Потом все разом кончилось, словно Кинан закрутил невидимый кран. Не было ни ветра, ни рокота волн — лишь его голос.
— Я обещал сделать все, о чем ты попросишь, Айслинн, что в пределах моих сил. Ты же хочешь того, что лежит за их пределами, хотя способен я на многое.
Колени у нее подогнулись. Айслинн закрыла глаза. Просить снова, умолять? Нет, бессмысленно.
Она оттолкнула Кинана.
— Значит, ты солгал.
— Нет. Для смертной девушки, когда она избрана, обратного пути нет. Ответишь ты мне согласием или откажешь, тебе уже не стать прежней.
Кинан сложил ладонь чашечкой, зачерпнул воздуха, и он обратился в светлое сияние. Сияние заиграло алыми и золотыми водоворотами, заискрилось серебристыми вспышками.
— Пускай! — Гнев на фэйри, всю жизнь копившийся в душе Айслинн, разом ожил и рвался теперь наружу. — Я отказываю тебе. Уходи.
Кинан вздохнул. Перелил солнечный свет из одной руки в другую.
— Ты уже стала одной из нас. Летняя фэйри, из моего народа. Даже если бы ты не была избрана... Ты пила со мной вино. Неужели ты не читала сказок, Айслинн? Или забыла, что нельзя пить напитки фэйри?
Он говорил правду, Айслинн внезапно поняла это. Ведь она чувствовала и сама, что меняется. Обострился слух, внутри появилось странное тепло. Одна из них... Но это не означает, что она должна смириться.
Из последних сил сдерживая гнев, Айслинн взяла паузу. Затем спросила:
— Почему же ты позволил мне уйти домой?
— Думал, ты рассердишься, если проснешься в моих объятиях, а я... — Он замолчал, иронически усмехнулся. — Не хотел тебя сердить.

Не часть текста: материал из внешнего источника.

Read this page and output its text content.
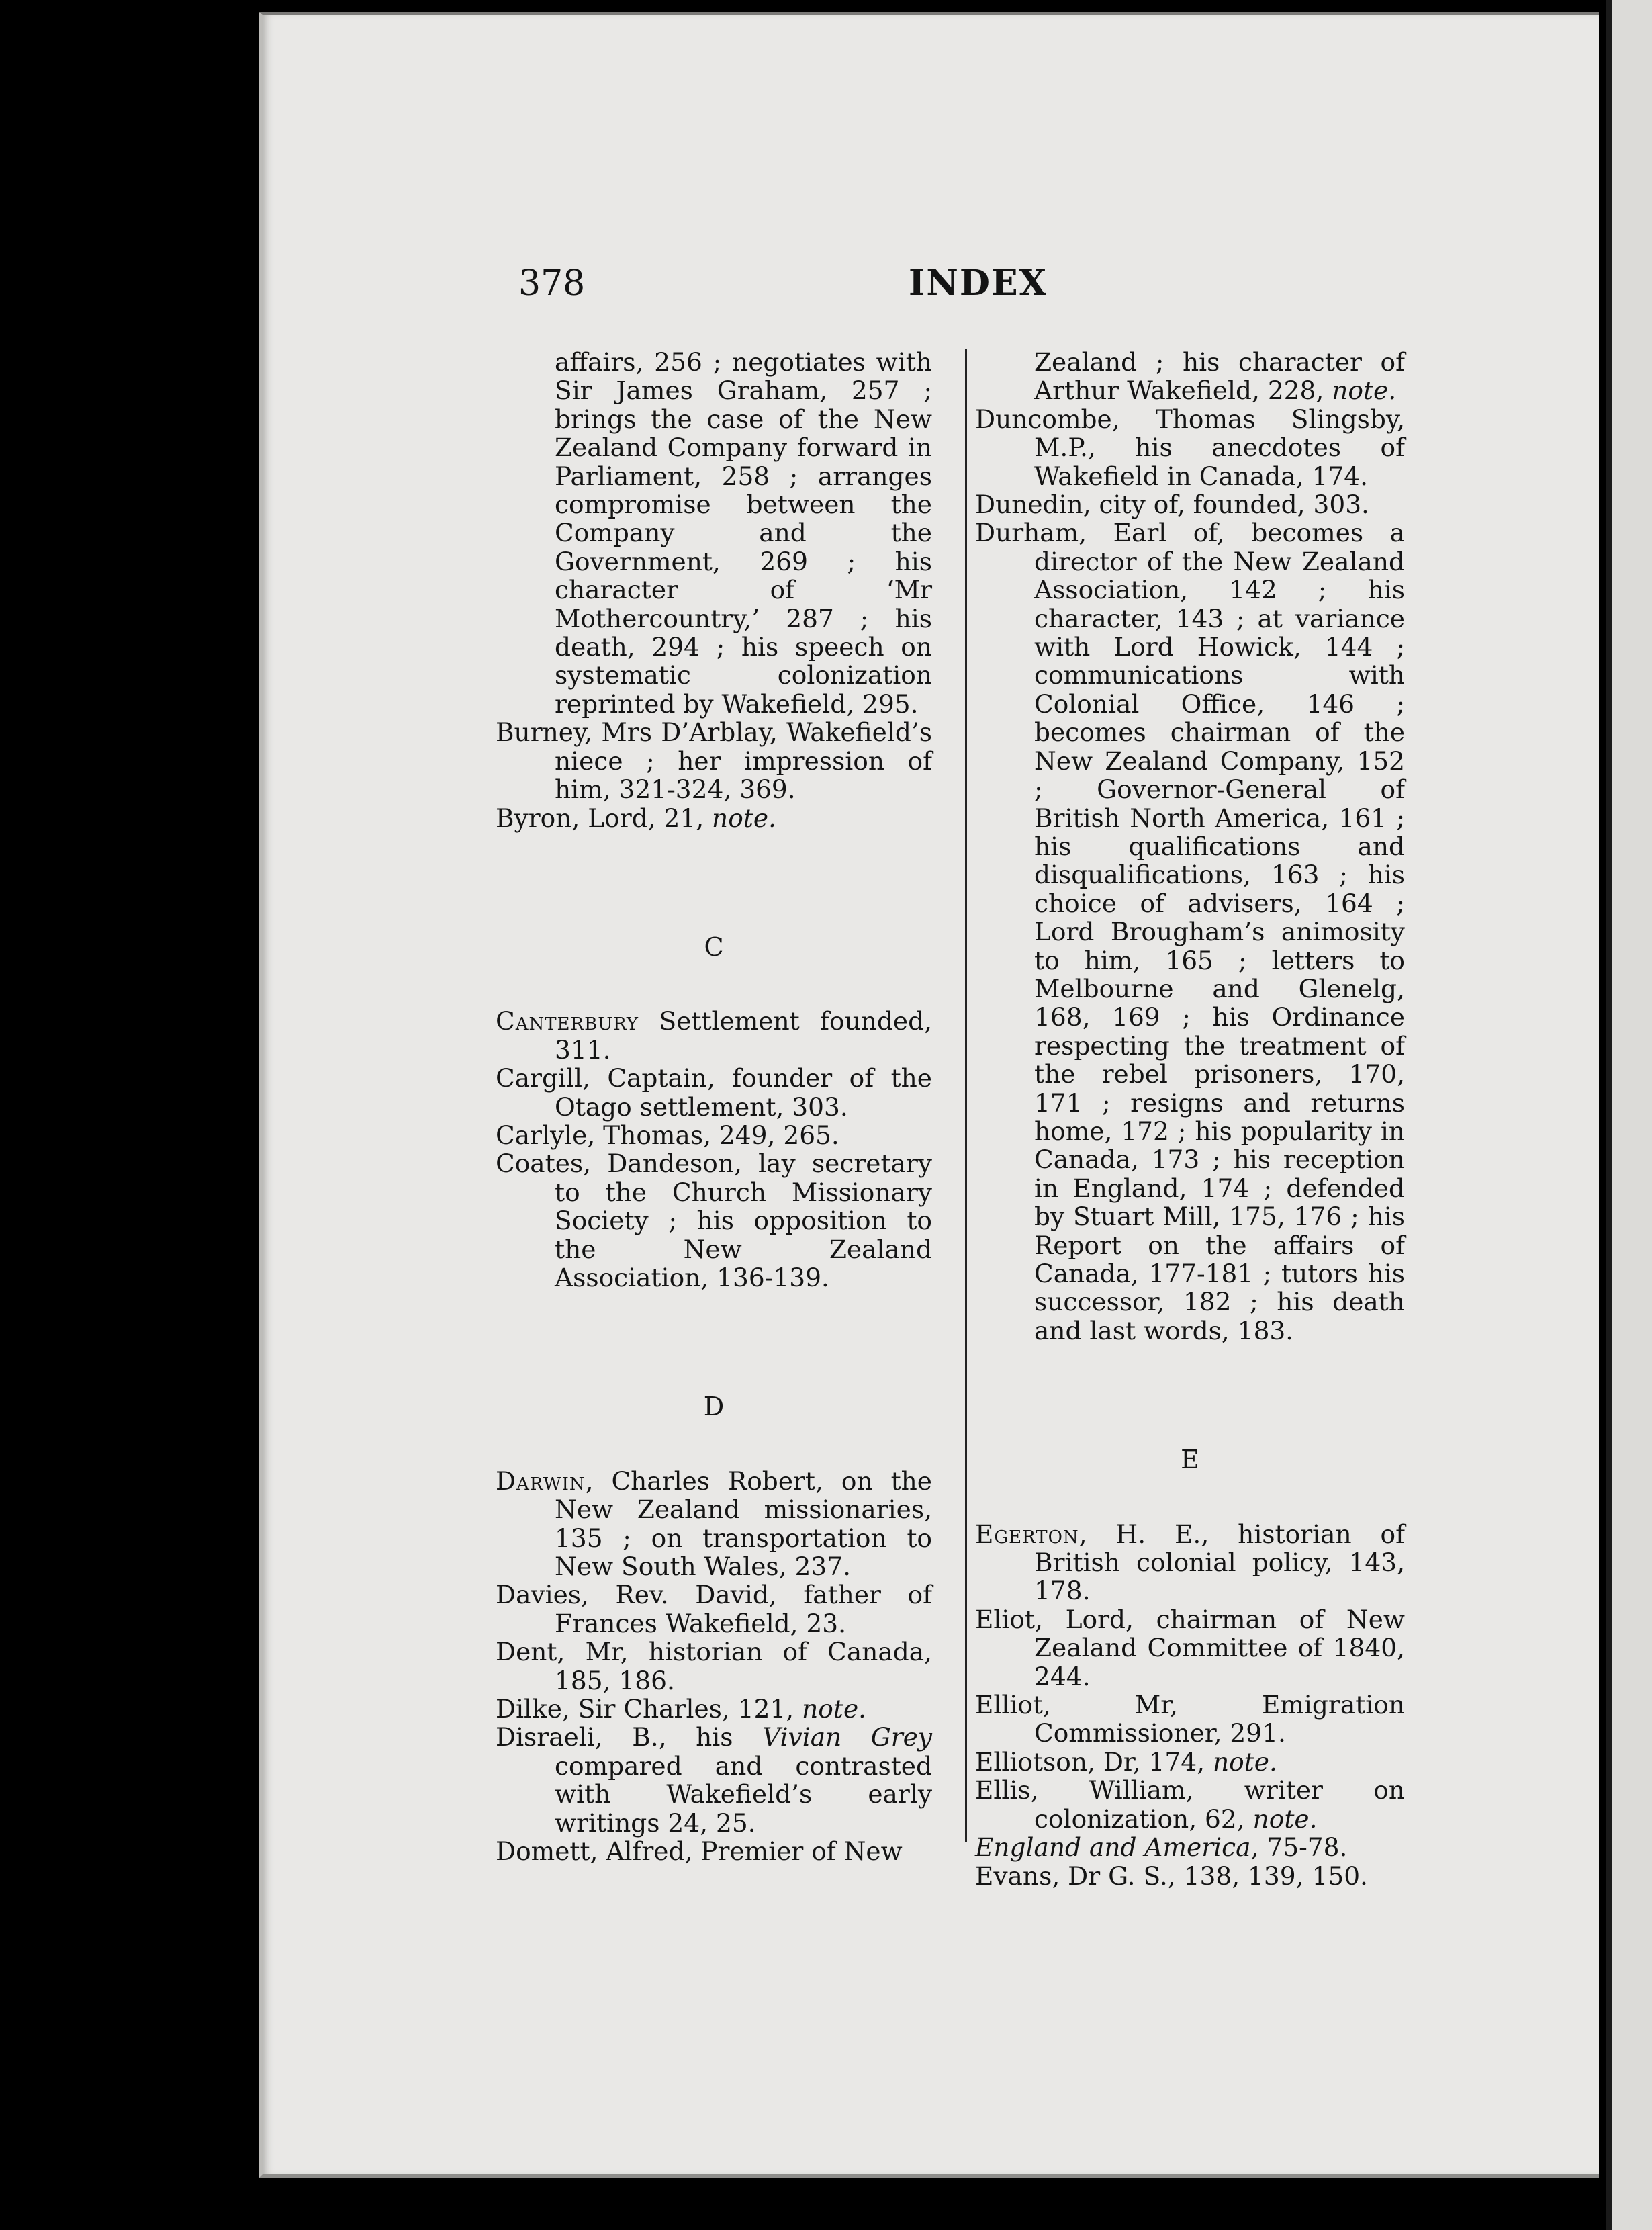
378	INDEX
affairs, 256 ; negotiates with Sir James Graham, 257 ; brings the case of the New Zealand Company forward in Parliament, 258 ; arranges compromise between the Company and the Government, 269 ; his character of ‘Mr Mothercountry,’ 287 ; his death, 294 ; his speech on systematic colonization reprinted by Wakefield, 295.
Burney, Mrs D’Arblay, Wakefield’s niece ; her impression of him, 321-324, 369.
Byron, Lord, 21, note.
C
Canterbury Settlement founded, 311.
Cargill, Captain, founder of the Otago settlement, 303.
Carlyle, Thomas, 249, 265.
Coates, Dandeson, lay secretary to the Church Missionary Society ; his opposition to the New Zealand Association, 136-139.
D
Darwin, Charles Robert, on the New Zealand missionaries, 135 ; on transportation to New South Wales, 237.
Davies, Rev. David, father of Frances Wakefield, 23.
Dent, Mr, historian of Canada, 185, 186.
Dilke, Sir Charles, 121, note.
Disraeli, B., his Vivian Grey compared and contrasted with Wakefield’s early writings 24, 25.
Domett, Alfred, Premier of New
Zealand ; his character of Arthur Wakefield, 228, note.
Duncombe, Thomas Slingsby, M.P., his anecdotes of Wakefield in Canada, 174.
Dunedin, city of, founded, 303.
Durham, Earl of, becomes a director of the New Zealand Association, 142 ; his character, 143 ; at variance with Lord Howick, 144 ; communications with Colonial Office, 146 ; becomes chairman of the New Zealand Company, 152 ; Governor-General of British North America, 161 ; his qualifications and disqualifications, 163 ; his choice of advisers, 164 ; Lord Brougham’s animosity to him, 165 ; letters to Melbourne and Glenelg, 168, 169 ; his Ordinance respecting the treatment of the rebel prisoners, 170, 171 ; resigns and returns home, 172 ; his popularity in Canada, 173 ; his reception in England, 174 ; defended by Stuart Mill, 175, 176 ; his Report on the affairs of Canada, 177-181 ; tutors his successor, 182 ; his death and last words, 183.
E
Egerton, H. E., historian of British colonial policy, 143, 178.
Eliot, Lord, chairman of New Zealand Committee of 1840, 244.
Elliot, Mr, Emigration Commissioner, 291.
Elliotson, Dr, 174, note.
Ellis, William, writer on colonization, 62, note.
England and America, 75-78.
Evans, Dr G. S., 138, 139, 150.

— Ты мне совершенно не нужен. Почему просто не оставить меня в покое? — Она сжала кулаки, пытаясь сохранить самообладание. В последние дни это давалось все труднее.
Он шагнул вперед, уронил каплю солнечного света ей на руку.
— Правила требуют, чтобы ты сделала выбор. Если не согласишься пройти испытание, то станешь одной из летних дев, связанных со мной столь же прочно, как дитя с кормилицей. Без меня увянешь, превратишься в тень. Такова участь летних дев, такова природа тех, кто недавно стал фэйри.
Гнев, который Айслинн сдерживала столько лет, вскипел неудержимой волной.
Сосредоточенность. Чтобы не ударить Кинана, она вонзила ногти в ладони. Выдержка.
— Я не буду фэйри в твоем гареме. Или в чьем-то еще.
— Так будь со мной, и только со мной, другой возможности нет.
И тут Кинан наклонился и прильнул в поцелуе к ее губам. Словно солнечный свет пролился в нее, тело охватила истома, как после долгого лежания под солнцем на морском берегу.
Айслинн попятилась, уперлась спиной в оконную раму.
— Держись от меня подальше, — сказала она, не сдерживая больше гнева.
И вдруг увидела, что ее кожа светится так же ярко, как у него. Взглянула с ужасом на свои руки. Потерла их, но свечение никуда не делось.
— Не могу. Ты моя — навеки. Рождена, чтобы принадлежать мне.
Он снова шагнул к ней и легонько дунул в лицо — как на одуванчик.
Глаза у нее закатились; все наслаждения, которые дарит человеку лето, слились в одной бесконечной неге. Айслинн без сил прислонилась к грубой кирпичной стене.